Modernization Efforts

Crothers' decision to upgrade is hardly unique. Many K–12 IT administrators now face a Catch-22: They are asked to implement increasingly demanding IT hardware and software, but must do so within an electrical and mechanical infrastructure that is too outdated to support the new equipment.

This situation runs the risk of equipment damage and failure, and the power costs are becoming overwhelming, says David Cappuccio, managing vice president for data center strategies at Gartner.

The “green” revolution has spurred organizations to look at boosting the energy efficiency of power, cooling and air distribution systems within data centers, Cappuccio says. “People are now realizing that if you address that underlying equipment effectively, you can reduce energy consumption anywhere from 15 to 30 percent, without even touching the IT infrastructure,” he explains.

12%
Percentage of data center operations costs consumed by power and cooling in 2010, the fastest growing cost for data center operations

Source: Gartner

That has certainly been the case for the Northern Lebanon School District in Fredericksburg, Pa. Like West Des Moines, this small school district had also experienced overheating and failure issues that were negatively affecting the IT team's ability to effectively support school operations and computing.

Keith Kemmerling, a technical assistant, says that the school chose to upgrade its data center a few years ago, implementing an APC InRow SC cooling system and a Symmetra power management system. The fix has dramatically improved the data center's efficiency and reliability and freed him up to serve customers.

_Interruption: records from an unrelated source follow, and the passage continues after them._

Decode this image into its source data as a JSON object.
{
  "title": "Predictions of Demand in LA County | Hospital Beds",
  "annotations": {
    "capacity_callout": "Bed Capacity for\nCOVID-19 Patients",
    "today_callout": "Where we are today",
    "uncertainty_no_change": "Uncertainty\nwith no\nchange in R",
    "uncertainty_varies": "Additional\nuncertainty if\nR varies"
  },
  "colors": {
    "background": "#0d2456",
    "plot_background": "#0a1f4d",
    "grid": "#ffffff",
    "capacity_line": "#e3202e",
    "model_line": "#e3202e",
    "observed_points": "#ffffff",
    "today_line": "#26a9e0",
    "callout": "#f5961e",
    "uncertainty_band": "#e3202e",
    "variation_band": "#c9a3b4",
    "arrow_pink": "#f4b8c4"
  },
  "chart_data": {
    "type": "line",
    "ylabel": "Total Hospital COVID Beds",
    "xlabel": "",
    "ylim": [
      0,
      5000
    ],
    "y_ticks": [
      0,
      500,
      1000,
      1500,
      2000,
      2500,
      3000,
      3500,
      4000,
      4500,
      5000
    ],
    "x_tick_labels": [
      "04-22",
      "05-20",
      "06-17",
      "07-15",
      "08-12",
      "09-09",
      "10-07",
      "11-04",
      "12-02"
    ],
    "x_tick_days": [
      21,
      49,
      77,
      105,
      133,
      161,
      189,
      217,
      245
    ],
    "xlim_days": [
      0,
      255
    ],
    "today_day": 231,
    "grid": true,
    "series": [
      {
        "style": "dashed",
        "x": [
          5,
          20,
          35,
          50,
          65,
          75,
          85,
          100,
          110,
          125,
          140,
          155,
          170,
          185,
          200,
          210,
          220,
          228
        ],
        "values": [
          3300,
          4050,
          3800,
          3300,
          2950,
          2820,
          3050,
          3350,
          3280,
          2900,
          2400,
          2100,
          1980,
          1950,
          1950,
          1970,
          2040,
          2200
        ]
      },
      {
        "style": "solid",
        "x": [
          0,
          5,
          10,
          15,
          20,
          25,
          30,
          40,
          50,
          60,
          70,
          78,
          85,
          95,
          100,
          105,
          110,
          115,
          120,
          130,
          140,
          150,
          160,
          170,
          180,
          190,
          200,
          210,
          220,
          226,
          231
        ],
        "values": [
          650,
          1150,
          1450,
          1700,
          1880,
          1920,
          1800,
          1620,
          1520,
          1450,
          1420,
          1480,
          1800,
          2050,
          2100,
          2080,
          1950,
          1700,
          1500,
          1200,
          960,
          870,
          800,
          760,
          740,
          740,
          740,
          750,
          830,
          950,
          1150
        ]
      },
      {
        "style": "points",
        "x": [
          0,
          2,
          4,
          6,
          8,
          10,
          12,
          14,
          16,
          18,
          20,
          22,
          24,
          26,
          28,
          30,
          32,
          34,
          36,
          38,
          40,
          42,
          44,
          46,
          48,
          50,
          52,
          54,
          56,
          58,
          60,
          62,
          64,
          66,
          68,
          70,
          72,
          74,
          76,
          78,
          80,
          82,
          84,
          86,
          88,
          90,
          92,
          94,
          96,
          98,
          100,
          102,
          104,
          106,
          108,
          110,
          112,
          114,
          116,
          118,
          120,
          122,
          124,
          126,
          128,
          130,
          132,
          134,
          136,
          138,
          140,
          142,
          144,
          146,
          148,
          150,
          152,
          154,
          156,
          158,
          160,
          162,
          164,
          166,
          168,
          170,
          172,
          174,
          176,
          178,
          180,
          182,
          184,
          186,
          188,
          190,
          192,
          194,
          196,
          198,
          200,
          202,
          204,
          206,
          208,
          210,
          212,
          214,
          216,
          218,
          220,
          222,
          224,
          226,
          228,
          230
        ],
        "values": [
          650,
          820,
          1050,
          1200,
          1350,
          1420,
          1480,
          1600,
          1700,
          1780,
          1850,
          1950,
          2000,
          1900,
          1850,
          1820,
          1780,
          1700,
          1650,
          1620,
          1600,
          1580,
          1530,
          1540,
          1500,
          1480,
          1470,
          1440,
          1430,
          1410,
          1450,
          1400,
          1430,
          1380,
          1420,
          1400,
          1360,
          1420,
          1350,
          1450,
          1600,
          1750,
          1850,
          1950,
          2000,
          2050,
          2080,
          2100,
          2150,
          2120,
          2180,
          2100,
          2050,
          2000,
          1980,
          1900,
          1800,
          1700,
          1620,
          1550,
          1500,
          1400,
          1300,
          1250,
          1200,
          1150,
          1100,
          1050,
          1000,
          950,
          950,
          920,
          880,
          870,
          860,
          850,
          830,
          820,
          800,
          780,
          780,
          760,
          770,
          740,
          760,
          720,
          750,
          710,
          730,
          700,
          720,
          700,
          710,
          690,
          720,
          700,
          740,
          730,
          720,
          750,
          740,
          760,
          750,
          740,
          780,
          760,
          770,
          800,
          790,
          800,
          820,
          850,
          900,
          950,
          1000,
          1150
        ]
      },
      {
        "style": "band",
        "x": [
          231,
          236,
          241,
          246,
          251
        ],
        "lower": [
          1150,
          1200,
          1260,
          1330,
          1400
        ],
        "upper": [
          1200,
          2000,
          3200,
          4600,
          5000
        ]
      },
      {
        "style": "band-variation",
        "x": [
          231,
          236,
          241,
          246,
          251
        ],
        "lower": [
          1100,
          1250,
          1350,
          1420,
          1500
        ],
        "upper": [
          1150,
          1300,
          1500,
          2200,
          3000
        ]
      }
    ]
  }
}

“With this solution, there's a comfort level that I get because I can go in and immediately know what's going on with my data center,” Kemmerling says. “I have these management tools and reports that let me know immediately if there are power glitches or if anything is getting close to failing.”
 
For a K–12 school, especially a small one with budget constraints, this type of efficiency and reliability is critical to IT success, Kemmerling notes. “We have a small staff and a lot on our plate, and we can't go out and add people just to manage servers and switches and power in our data center.”